La decisione è stata comunicata dal diretto interessato qualche minuto fa: i motivi della scelta
A prendersi le luci della ribalta nelle scorse ore è stata la notizia dell’avviso di garanzia notificato dalla Procura della Repubblica di Milano a Gianluca Rocchi. Il designatore, accusato di frode sportiva in concorso”, dovrà testimoniare il prossimo 30 aprile facendo luce sulle pressioni alle quali – secondo l’impianto probatorio – avrebbe sottoposto la Sala Var e su alcune scelte arbitrali finite sotto la lente di ingrandimento.

L’ultimo colpo di scena – intanto – è arrivato in serata. Con una dichiarazione rilasciata all’Ansa, infatti, Rocchi ha annunciato di essersi autosospeso con decorrenza immediata dal ruolo di responsabile del gruppo CAN. Di seguito le sue parole:
“Questa decisione sofferta, difficile ma condivisa con la mia famiglia vuole permettere un corretto decorso della fase giudiziale da cui sono certo uscirò indenne e più forte di prima.

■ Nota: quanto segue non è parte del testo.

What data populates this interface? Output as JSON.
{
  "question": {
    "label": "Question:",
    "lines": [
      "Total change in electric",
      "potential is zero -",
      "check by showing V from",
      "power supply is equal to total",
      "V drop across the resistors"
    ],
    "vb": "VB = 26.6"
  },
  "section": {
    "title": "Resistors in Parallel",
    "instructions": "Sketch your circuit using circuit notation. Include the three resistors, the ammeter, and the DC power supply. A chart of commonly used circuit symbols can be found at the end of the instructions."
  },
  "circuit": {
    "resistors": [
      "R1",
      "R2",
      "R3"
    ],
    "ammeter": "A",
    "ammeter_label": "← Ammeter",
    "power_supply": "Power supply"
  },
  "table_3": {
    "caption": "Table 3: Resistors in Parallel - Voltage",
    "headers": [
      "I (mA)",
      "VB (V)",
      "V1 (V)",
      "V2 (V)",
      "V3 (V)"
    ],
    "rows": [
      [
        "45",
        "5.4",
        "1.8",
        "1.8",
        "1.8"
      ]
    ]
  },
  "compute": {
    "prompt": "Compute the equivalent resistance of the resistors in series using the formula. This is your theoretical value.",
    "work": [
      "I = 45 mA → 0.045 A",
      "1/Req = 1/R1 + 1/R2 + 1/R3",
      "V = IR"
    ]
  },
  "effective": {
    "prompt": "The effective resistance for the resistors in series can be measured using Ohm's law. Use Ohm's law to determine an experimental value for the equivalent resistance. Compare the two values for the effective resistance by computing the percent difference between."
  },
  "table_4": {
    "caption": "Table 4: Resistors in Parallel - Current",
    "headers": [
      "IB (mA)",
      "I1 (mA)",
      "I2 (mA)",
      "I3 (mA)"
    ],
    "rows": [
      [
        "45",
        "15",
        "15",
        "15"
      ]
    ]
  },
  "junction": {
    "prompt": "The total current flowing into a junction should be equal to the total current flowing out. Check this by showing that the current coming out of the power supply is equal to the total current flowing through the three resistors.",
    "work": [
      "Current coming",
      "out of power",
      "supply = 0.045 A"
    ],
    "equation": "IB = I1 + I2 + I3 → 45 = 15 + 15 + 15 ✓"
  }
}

Il grande amore per la mia associazione e il senso di responsabilità per il ruolo ricoperto – ha concluso – mi portano prima di tutto a tutelare un gruppo così importante di atleti che non voglio possa essere condizionato in alcun modo dalle mie vicende, in attesa di novità, che mi auguro quanto prima possano arrivare per chiarire la mia posizione”.